Wikidata:SPARQL query service/WDQS graph split/Federation Limits

SPARQL federation[1] allows combining graphs hosted on different services. Such queries have inherent limitations because some information has to be exchanged between the two services, and knowing what happens when a federated query runs will help to better understand those limitations.

TL/DR: you can expect 1,000,000 Wikidata URIs to take around 10 seconds when part of intermediate results if these are transmitted from the federated service back to the host service. If transmitted from the host service to the federated service this becomes way slower where 100,000 URIs might take 40 seconds to join in that way. Please read further to understand why.

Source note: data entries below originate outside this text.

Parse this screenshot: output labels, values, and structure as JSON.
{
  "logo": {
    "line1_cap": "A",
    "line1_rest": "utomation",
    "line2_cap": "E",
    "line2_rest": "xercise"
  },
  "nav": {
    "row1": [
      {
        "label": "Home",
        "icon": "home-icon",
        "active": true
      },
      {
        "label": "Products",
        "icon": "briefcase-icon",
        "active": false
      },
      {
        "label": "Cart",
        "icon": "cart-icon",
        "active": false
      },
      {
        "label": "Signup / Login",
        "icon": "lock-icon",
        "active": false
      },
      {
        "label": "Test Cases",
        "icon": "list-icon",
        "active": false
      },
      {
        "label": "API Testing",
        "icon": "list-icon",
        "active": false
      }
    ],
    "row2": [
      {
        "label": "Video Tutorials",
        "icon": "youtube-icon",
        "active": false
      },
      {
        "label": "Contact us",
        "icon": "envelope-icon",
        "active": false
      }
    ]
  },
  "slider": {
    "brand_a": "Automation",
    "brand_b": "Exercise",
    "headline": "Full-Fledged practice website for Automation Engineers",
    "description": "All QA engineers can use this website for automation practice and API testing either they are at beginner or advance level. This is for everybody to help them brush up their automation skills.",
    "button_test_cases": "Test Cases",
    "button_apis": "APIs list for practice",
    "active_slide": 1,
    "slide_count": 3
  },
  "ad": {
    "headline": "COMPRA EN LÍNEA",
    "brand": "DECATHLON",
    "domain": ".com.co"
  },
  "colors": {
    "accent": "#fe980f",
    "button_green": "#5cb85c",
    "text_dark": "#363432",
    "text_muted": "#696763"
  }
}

How federation works under the hood

edit

The first step that has to happen is to determine what the shared variables are.

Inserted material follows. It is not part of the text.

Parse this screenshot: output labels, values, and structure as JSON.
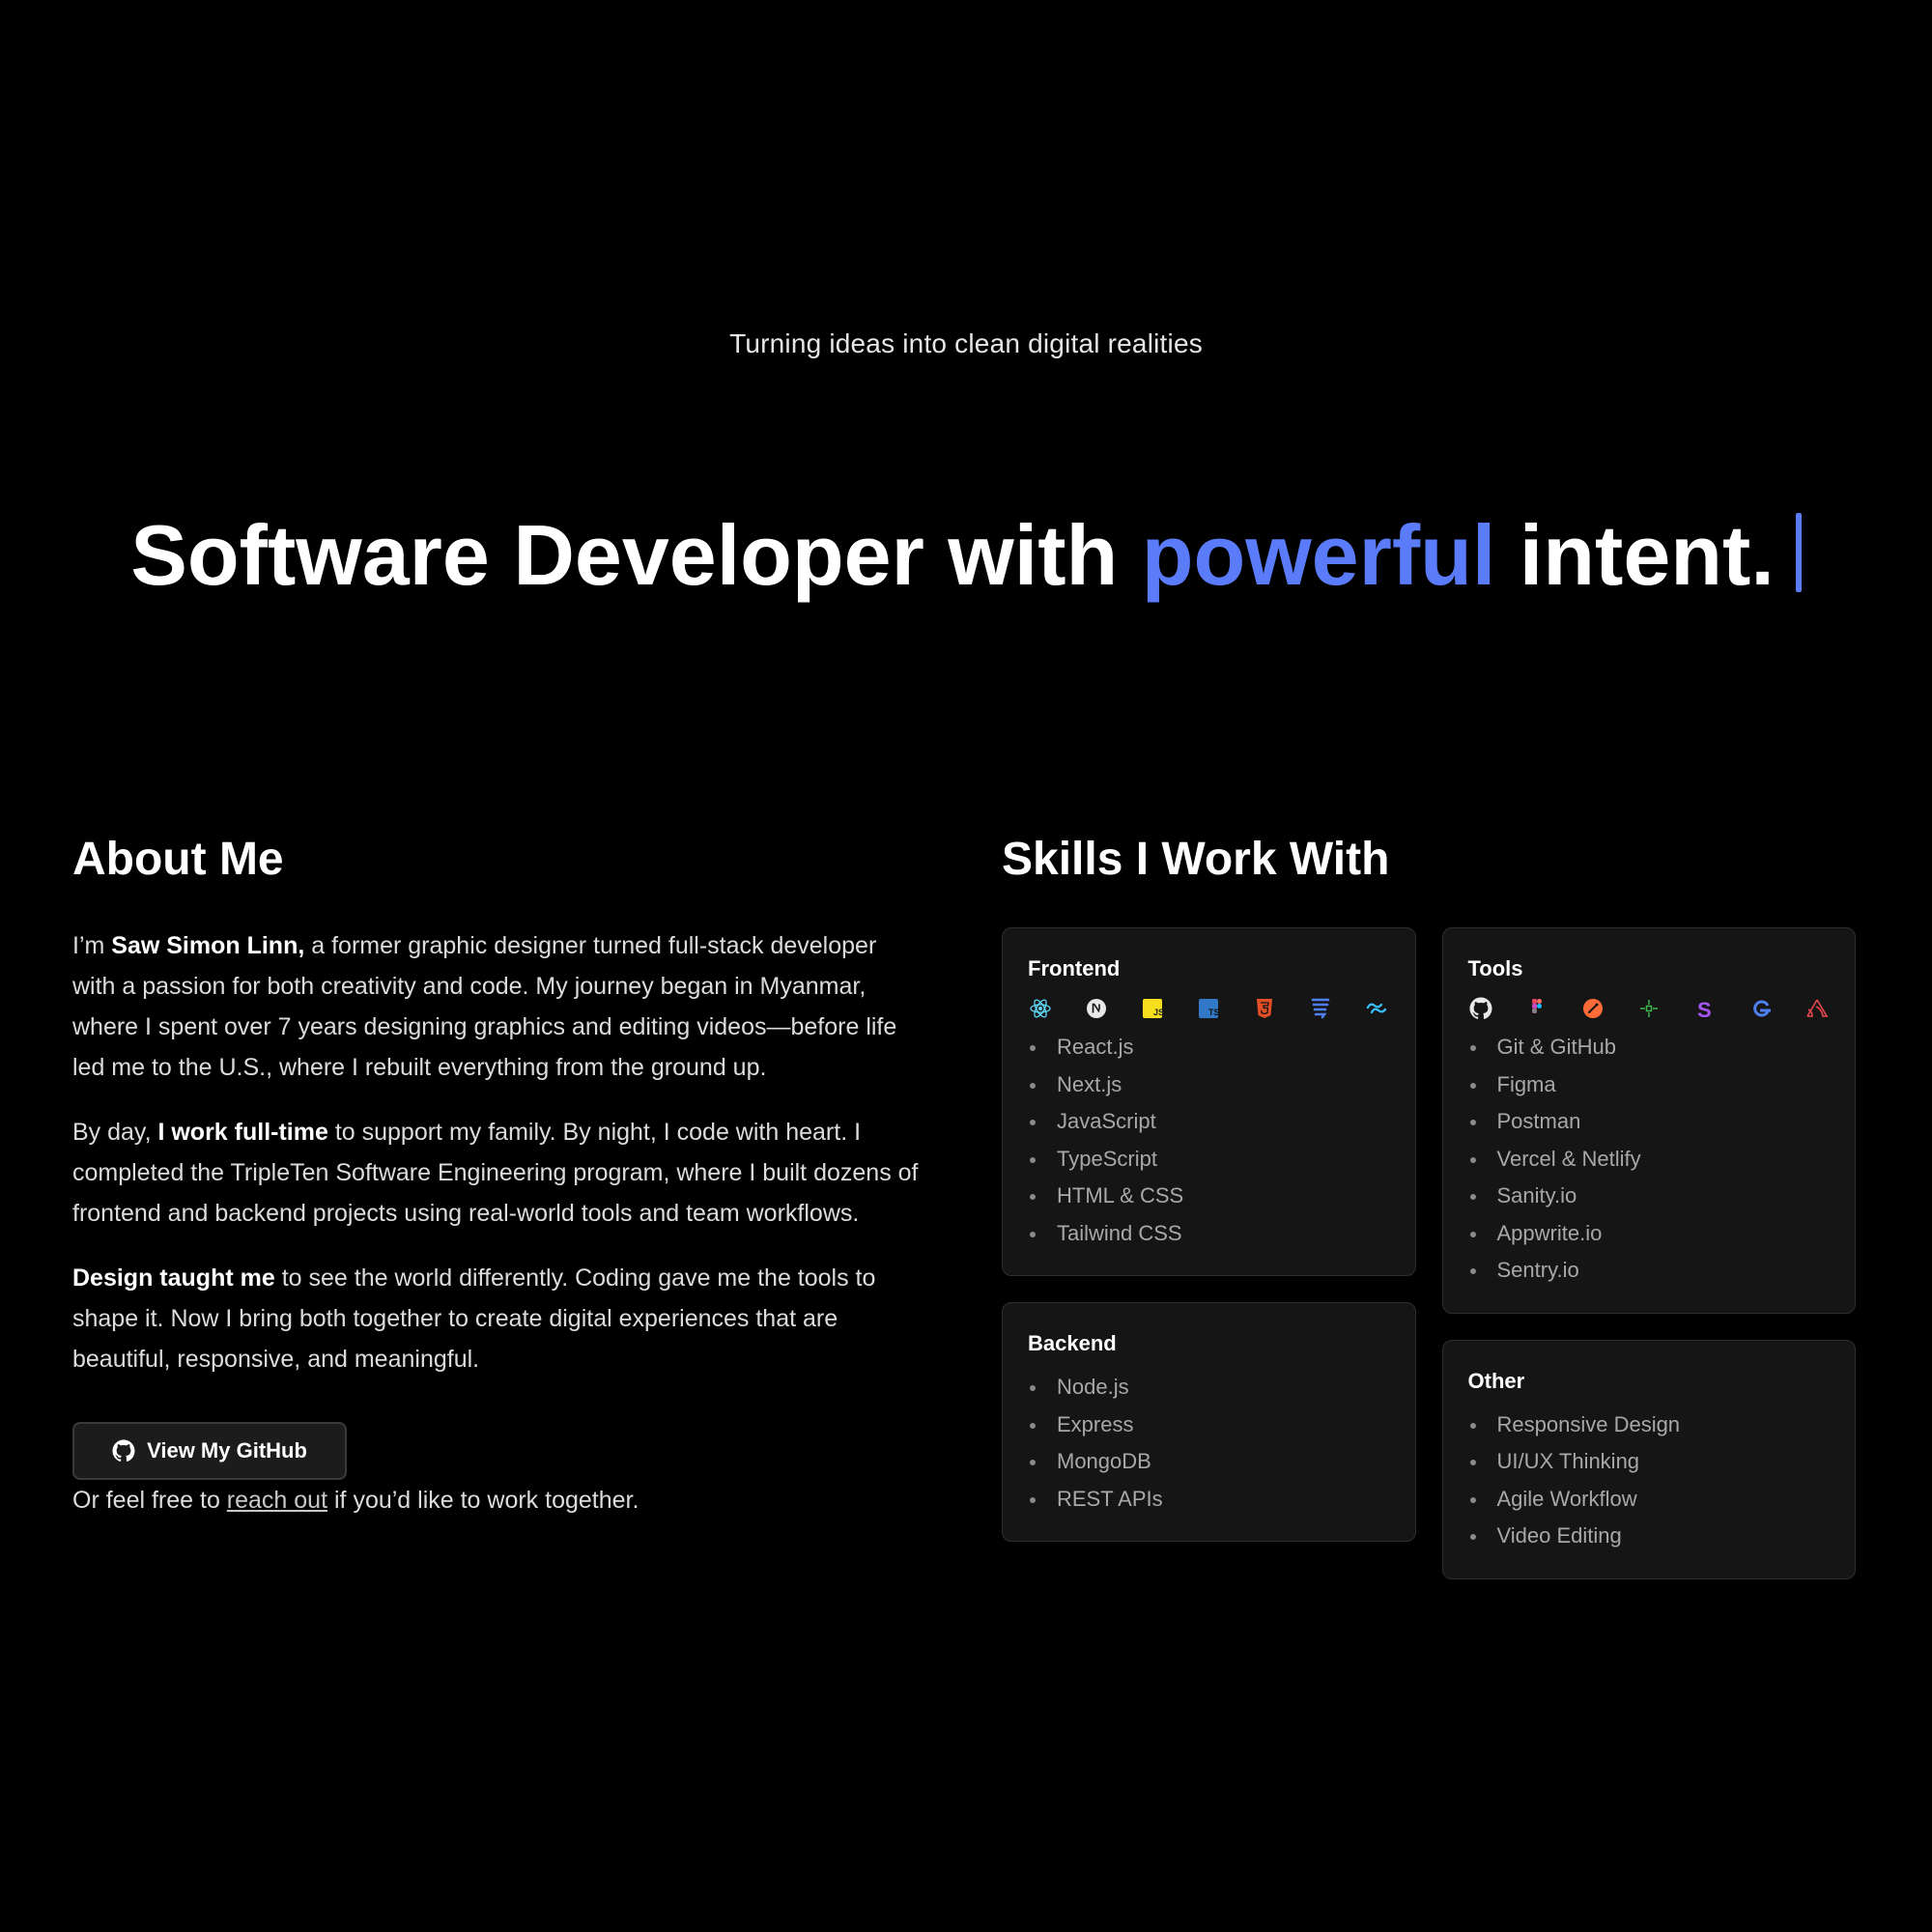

SELECT ?author ?authorLabel ?publicationDate {
  ?author rdfs:label ?authorLabel .
  FILTER (LANG(?authorLabel) = 'en')

  SERVICE <https://query-scholarly-experimental.wikidata.org/sparql> {
    wd:Q74426266 wdt:P50 ?author ;
                 wdt:P577 ?publicationDate .
  }
}

In the above examples ?author is used in a triple pattern[2] on both the host and federated service, and ?publicationDate is only used in the SELECT section of the host query and a triple pattern of the federated query. This means that:

  • ?author: can be bound[3] from either the host or the federated service
  • ?publicationDate: can be bound only from the federated service

The difficulty is that SPARQL does not provide a way to explicitly specify what part should bind such a variable first. Should ?author be bound first using ?author rdfs:label ?authorLabel or should it go to the federated endpoint and bind it with ?author rdfs:label ?authorLabel? A trained eye will probably rapidly identify that running the former (?author rdfs:label ?authorLabel) is going to load way too many triples from the backend. Sadly the SPARQL specification does not provide any ways to tell the triple store what to run first and it is very probable that depending on what is run first the query will timeout because the results to transfer are too numerous.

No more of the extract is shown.